Lisa wasn’t at home. She hadn’t been home since early last night, before she’d gone out to meet a friend. A friend who worked at a PR firm, Caitlin remembered now, feeling even worse than she had imagined possible. She realized what must have happened: Lisa told the friend—and who better to disseminate a story to the press than a PR professional? Caitlin wondered if they’d made money off the story. Off her. Off David. She wanted to vomit but she felt paralyzed too. There was no way out of this, she was sure. And she was never going to see David again.
She also knew, though, that she had to call him. She had to tell him, in case he didn’t know. She had to apologize. She had to let him know that she’d never meant to hurt him.
On trembling legs she walked to her purse and pulled out her phone, which she’d had on silent without realizing it. Sixty missed calls. None of them from Lisa. Three from her mother. The rest from numbers she didn’t recognize. And she wasn’t about to check her voicemail.
Her fingers trembled too as she pressed the digits for David’s number.
“Hello,” she heard him answer.
“D-David.”
“Hello, Caitlin,” he said but she couldn’t tell if he was angry or not.
“There’s—” She swallowed. “There’s a story.”
“I know,” he said and this time she thought she heard his tone softening.
“I didn’
t talk to the papers,” she said and sounded feeble even to herself.
She heard him sigh. “I’m sure you didn’t. Otherwise you wouldn’t be calling me. No one who has sold a story about us has ever called us afterward. Mainly because having no contact with us is part of the point.”
“I didn’t sell anything!” she cried. “I just want you to know that.”
“Caitlin, I … I believe you. Really. But how did this happen?”
She told him the story and he listened in silence. After she’d finished he was also silent for a while and she almost hung up.
“You must feel incredibly betrayed,” he said softly.
It wasn’t until a sob caught in her chest that Caitlin realized he was right. “I—I do,” she whispered.
“It’s completely normal to want to tell your closest friend that you’ve been asked to London for a weekend,” he said kindly. “And I never asked you to keep it secret, did I?”
“No.” She sniffed. “You didn’t. And I wasn’t actually keeping it a secret because you’re … you know.”
“I do know,” he said and she thought she heard him laugh.
“I was keeping it a secret because I just wanted it to be for me. It still seems so new.”
“I understand,” he said. “Now, I have a bit of experience with all of this so I’m going to ask you some questions, okay?”
“O-okay.”
“All right.
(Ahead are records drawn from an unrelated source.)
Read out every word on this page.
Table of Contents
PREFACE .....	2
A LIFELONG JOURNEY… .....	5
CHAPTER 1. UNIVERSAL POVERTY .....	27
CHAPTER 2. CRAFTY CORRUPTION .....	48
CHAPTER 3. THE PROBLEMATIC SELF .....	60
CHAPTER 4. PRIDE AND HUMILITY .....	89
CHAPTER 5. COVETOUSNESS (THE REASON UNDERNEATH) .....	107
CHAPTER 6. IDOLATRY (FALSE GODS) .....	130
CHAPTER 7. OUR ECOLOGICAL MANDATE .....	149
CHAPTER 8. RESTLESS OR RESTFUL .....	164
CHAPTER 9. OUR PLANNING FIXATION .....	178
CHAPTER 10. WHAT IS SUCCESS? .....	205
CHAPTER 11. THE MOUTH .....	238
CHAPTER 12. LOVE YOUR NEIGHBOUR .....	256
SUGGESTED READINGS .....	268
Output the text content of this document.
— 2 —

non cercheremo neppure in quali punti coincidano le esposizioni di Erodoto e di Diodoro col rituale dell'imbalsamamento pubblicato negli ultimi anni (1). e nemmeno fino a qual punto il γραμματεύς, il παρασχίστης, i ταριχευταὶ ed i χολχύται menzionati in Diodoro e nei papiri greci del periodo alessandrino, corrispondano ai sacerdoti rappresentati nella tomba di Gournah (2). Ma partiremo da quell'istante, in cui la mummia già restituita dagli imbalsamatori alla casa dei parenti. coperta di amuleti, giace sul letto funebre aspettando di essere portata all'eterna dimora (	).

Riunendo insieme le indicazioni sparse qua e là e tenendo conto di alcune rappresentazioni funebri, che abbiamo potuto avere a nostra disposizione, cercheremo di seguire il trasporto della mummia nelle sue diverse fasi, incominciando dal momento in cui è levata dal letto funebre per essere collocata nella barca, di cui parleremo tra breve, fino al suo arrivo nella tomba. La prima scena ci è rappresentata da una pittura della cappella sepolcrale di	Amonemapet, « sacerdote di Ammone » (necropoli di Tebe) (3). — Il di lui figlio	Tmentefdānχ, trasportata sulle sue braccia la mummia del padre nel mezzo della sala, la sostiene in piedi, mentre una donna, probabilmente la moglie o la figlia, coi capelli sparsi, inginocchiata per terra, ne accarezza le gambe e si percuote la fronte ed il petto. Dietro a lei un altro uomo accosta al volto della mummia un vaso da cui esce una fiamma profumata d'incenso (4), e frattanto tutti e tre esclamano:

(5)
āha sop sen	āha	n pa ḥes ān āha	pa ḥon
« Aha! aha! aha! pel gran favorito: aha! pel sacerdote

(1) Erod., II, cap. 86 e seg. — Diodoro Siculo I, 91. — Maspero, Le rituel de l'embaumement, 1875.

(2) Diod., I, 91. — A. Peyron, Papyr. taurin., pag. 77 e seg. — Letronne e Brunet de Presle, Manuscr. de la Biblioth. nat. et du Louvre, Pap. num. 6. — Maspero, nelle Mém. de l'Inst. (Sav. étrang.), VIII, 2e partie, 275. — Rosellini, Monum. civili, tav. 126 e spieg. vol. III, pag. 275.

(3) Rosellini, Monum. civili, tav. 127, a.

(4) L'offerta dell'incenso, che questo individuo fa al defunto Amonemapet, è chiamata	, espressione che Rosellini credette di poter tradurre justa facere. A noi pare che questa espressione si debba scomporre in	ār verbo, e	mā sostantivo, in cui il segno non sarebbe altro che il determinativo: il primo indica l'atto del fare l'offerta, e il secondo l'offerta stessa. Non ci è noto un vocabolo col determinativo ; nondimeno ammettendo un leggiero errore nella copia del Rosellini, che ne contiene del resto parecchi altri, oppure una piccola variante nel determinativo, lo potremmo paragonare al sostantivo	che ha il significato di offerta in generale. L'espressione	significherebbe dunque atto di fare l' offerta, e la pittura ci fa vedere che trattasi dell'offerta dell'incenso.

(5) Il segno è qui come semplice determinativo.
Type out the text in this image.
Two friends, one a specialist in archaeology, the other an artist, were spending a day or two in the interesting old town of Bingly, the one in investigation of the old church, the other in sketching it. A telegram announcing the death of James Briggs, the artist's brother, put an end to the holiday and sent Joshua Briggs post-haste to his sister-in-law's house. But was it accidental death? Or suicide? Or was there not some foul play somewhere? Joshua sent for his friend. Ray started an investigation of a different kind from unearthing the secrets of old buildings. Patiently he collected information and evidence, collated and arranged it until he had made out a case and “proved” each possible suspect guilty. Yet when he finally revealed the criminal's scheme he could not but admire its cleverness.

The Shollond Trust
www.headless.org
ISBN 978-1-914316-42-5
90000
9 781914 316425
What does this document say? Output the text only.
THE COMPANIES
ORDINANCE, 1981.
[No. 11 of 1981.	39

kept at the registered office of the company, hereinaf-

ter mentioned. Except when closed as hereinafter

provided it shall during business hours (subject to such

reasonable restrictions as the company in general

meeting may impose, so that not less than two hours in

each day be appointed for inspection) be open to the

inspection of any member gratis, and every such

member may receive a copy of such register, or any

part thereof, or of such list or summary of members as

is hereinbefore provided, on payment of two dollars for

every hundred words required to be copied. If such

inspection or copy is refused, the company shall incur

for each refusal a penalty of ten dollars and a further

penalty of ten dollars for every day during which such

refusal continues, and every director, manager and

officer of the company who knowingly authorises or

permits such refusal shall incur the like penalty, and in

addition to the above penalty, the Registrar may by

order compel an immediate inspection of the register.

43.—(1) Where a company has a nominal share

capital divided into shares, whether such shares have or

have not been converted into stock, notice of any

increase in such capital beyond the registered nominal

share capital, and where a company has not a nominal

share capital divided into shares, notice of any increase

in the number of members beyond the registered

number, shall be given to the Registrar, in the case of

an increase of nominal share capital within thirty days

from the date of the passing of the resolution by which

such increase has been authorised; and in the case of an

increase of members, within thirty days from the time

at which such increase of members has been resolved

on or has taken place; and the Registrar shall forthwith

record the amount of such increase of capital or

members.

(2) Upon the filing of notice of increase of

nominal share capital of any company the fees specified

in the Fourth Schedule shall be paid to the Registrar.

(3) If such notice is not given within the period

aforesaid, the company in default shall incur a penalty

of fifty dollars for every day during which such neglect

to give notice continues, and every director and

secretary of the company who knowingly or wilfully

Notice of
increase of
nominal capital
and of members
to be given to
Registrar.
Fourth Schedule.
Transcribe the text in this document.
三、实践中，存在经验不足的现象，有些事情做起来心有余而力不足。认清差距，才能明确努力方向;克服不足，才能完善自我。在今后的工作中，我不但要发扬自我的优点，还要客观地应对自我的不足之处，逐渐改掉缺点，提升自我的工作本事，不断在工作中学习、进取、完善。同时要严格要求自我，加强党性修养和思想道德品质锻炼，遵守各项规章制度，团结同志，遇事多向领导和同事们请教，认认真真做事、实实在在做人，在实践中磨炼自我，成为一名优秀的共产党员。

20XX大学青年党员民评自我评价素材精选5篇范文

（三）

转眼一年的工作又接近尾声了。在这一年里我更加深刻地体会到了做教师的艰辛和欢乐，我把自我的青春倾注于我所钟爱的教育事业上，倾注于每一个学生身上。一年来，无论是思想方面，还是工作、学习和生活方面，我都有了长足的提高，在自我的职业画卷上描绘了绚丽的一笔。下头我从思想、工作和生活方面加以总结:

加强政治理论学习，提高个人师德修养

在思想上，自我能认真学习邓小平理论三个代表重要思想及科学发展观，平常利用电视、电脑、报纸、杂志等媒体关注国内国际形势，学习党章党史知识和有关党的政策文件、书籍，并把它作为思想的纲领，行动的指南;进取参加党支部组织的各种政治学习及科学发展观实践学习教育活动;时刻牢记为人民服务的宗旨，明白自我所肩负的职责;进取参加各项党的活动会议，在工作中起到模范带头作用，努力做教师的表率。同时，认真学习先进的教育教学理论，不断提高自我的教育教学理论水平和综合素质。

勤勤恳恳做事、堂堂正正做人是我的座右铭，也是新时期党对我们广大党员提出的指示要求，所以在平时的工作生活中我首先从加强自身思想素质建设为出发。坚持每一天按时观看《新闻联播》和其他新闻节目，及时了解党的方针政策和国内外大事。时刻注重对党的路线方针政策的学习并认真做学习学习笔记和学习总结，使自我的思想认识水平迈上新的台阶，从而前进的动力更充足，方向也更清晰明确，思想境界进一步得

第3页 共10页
People will have phoned you, yes?”
“Yes.”
“Don’t answer the phone to anyone whose number you don’t recognize.”
“Okay.”
“Call your mother, though.”
“I was going to.”
“You’re going to need her help to get you out of that apartment.”
“Wh-what do you mean?”
“You can’t honestly expect to stay there when Lisa has done this to you?”
“Why can’t she leave?”
David chuckled. “Oh, sweetheart, if you think that your friend is the one who is going to act honorably in this situation, you’re wrong. Sorry that you had to find out about her this way, but your friend is gone now. All that’s left is someone who wants to make money off you. Or garner attention.”